AUX MOTIFS QUE « Aux termes de l'article 1134 du Code civil, les conventions légalement formées tiennent lieu de loi à ceux qui les ont faites. En l'espèce, le seul document faisant état des relations contractuelles entre la SCI et la compagnie GENERALI consiste en une note de couverture du 17 novembre 2003, laquelle stipule l'existence des garanties suivantes : « dommages-ouvrage, garantie de bon fonctionnement, CNR, TRC, RC maître d'ouvrage », et ce moyennant une prime de 79.521 euros. Il n'est pas discuté que la garantie CNR signifie « constructeur non réalisateur », TRC « tous risques chantier » et RC « responsabilité civile ». Or, un constructeur non réalisateur ne participe pas directement à l'acte de construire, ce qui n'est pas le cas de la SCI qui a effectué, ce qu'elle ne conteste pas, la maîtrise d'oeuvre de réalisation du chantier.

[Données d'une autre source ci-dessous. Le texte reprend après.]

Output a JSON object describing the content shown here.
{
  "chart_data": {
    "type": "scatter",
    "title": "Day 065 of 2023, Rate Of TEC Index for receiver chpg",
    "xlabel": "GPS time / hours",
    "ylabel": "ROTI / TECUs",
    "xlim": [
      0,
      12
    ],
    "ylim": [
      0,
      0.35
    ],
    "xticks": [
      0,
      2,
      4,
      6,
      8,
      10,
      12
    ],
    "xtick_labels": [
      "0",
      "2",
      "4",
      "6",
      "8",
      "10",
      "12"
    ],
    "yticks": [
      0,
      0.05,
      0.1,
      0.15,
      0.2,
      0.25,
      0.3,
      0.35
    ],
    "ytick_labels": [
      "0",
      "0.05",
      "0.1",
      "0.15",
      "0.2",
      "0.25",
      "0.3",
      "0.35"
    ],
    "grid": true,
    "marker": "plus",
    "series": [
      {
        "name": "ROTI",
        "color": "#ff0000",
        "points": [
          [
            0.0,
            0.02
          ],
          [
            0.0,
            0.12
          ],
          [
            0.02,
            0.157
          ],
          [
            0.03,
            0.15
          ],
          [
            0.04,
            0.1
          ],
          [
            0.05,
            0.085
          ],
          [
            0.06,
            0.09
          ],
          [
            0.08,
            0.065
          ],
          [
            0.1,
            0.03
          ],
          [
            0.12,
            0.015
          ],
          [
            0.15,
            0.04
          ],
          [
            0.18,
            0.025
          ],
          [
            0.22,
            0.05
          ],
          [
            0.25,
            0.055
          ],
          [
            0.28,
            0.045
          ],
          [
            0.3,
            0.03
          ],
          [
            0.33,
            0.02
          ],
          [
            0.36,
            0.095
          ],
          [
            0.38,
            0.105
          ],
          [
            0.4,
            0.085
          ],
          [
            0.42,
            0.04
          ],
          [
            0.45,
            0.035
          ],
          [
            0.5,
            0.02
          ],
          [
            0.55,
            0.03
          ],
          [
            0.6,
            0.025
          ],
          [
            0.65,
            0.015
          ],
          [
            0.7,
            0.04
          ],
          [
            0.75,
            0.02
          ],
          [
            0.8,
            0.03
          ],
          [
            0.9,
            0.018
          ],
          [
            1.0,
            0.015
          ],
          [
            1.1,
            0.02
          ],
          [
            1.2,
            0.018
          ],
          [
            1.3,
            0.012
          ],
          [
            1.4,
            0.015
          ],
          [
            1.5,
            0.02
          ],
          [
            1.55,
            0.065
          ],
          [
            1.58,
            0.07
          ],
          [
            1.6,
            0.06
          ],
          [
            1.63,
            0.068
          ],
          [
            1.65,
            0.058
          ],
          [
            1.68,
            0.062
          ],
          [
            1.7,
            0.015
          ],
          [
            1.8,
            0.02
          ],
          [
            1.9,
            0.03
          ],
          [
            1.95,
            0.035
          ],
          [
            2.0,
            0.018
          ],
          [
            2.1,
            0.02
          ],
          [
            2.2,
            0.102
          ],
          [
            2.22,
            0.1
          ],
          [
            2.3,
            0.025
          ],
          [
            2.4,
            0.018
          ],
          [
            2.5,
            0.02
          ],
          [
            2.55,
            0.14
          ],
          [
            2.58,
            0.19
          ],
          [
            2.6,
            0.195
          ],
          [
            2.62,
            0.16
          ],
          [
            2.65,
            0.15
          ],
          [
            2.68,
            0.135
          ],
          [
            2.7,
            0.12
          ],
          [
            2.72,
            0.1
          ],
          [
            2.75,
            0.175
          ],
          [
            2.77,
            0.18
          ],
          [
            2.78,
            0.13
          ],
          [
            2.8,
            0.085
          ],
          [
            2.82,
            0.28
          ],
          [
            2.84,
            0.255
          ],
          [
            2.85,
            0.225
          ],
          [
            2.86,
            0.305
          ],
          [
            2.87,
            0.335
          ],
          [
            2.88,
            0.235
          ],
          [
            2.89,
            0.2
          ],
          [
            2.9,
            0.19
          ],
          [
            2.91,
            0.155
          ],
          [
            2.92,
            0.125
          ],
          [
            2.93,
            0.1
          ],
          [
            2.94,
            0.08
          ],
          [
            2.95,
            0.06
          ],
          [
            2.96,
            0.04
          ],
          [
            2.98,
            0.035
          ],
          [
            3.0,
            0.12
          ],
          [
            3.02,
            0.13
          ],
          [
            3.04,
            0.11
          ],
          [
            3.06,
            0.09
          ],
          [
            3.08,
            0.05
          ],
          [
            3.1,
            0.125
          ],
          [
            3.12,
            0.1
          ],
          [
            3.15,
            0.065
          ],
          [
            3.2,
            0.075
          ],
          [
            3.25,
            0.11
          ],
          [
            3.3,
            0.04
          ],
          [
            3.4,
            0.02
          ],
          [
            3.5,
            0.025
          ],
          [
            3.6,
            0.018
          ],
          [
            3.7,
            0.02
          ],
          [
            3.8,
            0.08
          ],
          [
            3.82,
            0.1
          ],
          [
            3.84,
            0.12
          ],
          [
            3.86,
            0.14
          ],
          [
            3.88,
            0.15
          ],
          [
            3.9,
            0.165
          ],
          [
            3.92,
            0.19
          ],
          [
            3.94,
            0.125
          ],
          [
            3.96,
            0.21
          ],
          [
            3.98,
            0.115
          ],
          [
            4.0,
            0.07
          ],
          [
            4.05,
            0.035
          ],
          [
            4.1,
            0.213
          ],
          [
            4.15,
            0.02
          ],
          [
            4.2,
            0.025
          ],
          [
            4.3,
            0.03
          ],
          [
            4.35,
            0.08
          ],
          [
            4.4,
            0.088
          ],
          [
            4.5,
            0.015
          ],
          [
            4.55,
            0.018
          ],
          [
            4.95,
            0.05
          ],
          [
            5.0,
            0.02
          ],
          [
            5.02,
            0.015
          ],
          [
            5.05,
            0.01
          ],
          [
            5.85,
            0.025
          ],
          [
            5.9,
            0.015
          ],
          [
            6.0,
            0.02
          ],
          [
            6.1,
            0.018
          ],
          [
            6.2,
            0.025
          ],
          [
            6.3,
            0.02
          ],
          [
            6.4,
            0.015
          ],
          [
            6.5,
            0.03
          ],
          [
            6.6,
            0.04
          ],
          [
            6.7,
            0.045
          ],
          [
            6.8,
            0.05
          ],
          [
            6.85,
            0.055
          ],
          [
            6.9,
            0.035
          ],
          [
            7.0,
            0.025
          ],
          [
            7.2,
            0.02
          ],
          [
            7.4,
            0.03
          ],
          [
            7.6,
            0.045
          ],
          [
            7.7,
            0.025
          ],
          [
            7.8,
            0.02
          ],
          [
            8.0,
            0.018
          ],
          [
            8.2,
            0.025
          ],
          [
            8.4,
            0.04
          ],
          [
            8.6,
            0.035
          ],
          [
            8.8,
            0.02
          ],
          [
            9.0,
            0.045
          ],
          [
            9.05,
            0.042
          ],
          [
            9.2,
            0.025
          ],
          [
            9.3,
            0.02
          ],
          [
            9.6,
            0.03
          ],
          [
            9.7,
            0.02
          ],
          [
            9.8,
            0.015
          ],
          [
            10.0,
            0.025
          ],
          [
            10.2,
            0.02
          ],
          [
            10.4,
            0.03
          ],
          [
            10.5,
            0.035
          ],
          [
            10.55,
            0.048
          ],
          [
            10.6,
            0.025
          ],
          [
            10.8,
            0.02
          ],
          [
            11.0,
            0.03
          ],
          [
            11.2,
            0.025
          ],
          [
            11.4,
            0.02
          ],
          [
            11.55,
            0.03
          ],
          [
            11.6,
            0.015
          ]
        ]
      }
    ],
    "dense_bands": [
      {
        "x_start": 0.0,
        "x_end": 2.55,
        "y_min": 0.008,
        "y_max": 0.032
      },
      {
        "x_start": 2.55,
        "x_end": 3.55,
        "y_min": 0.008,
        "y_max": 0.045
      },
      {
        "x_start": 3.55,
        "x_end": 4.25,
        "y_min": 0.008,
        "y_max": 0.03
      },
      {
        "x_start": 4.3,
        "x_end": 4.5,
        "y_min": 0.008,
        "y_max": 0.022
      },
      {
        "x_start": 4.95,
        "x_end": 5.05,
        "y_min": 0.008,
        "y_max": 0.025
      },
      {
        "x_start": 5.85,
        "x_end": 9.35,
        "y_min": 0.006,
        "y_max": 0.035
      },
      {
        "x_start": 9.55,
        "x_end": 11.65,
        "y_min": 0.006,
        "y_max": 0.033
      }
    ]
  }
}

Traditionnellement, la garantie TRC couvre les événements accidentels pouvant endommager la construction, et la responsabilité civile du maître d'ouvrage les dommages pouvant être causés aux tiers. Tel n'est pas le cas en l'espèce. Quant à la garantie de bon fonctionnement, elle est prévue, comme le précise la note de couverture, par l'article 1792-3 du Code civil et concerne uniquement les éléments d'équipement pour une durée de deux ans. Aucune pièce de nature contractuelle ne laisse donc présumer que la SCI a souscrit, en sa qualité de maître d'oeuvre de la construction, une quelconque garantie d'assurance décennale auprès de la société GENERALI. L'importance de la prime n'est pas en soi révélatrice d'une volonté des parties de garantir la maîtrise d'oeuvre, étant précisé que cette prime incluait l'assurance dommages-ouvrage, et ce pour l'ensemble de la résidence, soit « 25 logements avec garage et un immeuble de 12 logements locatifs ». Quant au manquement allégué de l'agent de la compagnie GENERALI à son obligation de conseil, il ne résulte d'aucun élément du dossier que la SCI ait informé celui-ci de ce qu'elle interviendrait sur le chantier en qualité de maître d'oeuvre. De surcroît, il appartenait à la SCI, professionnelle de la construction, de vérifier que les contrats d'assurances souscrits par elle correspondaient effectivement à ses besoins. Aucune faute ne peut donc être reprochée à l'assureur ou à son mandataire. C'est donc à juste titre que le tribunal a rejeté la demande de garantie présentée par la SCI. » ;

ALORS QUE, premièrement, l'assureur est tenu d'un devoir d'information et de conseil envers son assuré, même professionnel ; qu'à ce titre, l'assureur doit éclairer l'assuré sur l'adéquation du contrat souscrit à ses besoins ; que pour écarter la faute de l'assureur, les juges ont décidé qu'« il appartenait à la SCI, professionnelle de la construction, de vérifier que les contrats d'assurances souscrits par elle correspondaient effectivement à ses besoins » ; que ce faisant, les juges du fond ont violé, par refus d'application, l'article 1147 du Code civil ;

ALORS QUE, deuxièmement, l'assureur est tenu d'un devoir d'information et de conseil envers son assuré, même professionnel ; qu'à ce titre, l'assureur doit s'enquérir quant aux besoins de l'assuré aux fins de lui fournir une assurance adaptée ; que cette obligation s'impose de plus fort dès lors que l'assuré est tenu par la loi de souscrire une police d'assurances ; qu'en relevant que la SCI du COLISEE BEAULIEU aurait dû informer l'assureur de ce qu'elle interviendrait sur le chantier, quand il appartenait à l'assureur de s'informer des besoins de l'assuré tenu de souscrire une police au titre de l'article L. 241-1 du Code des assurances, les juges du fond ont, à nouveau, violé, par refus d'application, l'article 1147 du Code civil ;

ALORS QUE, troisièmement, et en tout cas, en retenant qu'il n'était pas établi que la SCI ait informé l'assureur de ce qu'elle interviendrait sur le chantier, quand il appartenait à l'assureur d'établir qu'il s'était lui-même informé des besoins de l'assuré, les juges ont inversé la charge de la preuve et violé l'article 1315 du Code civil.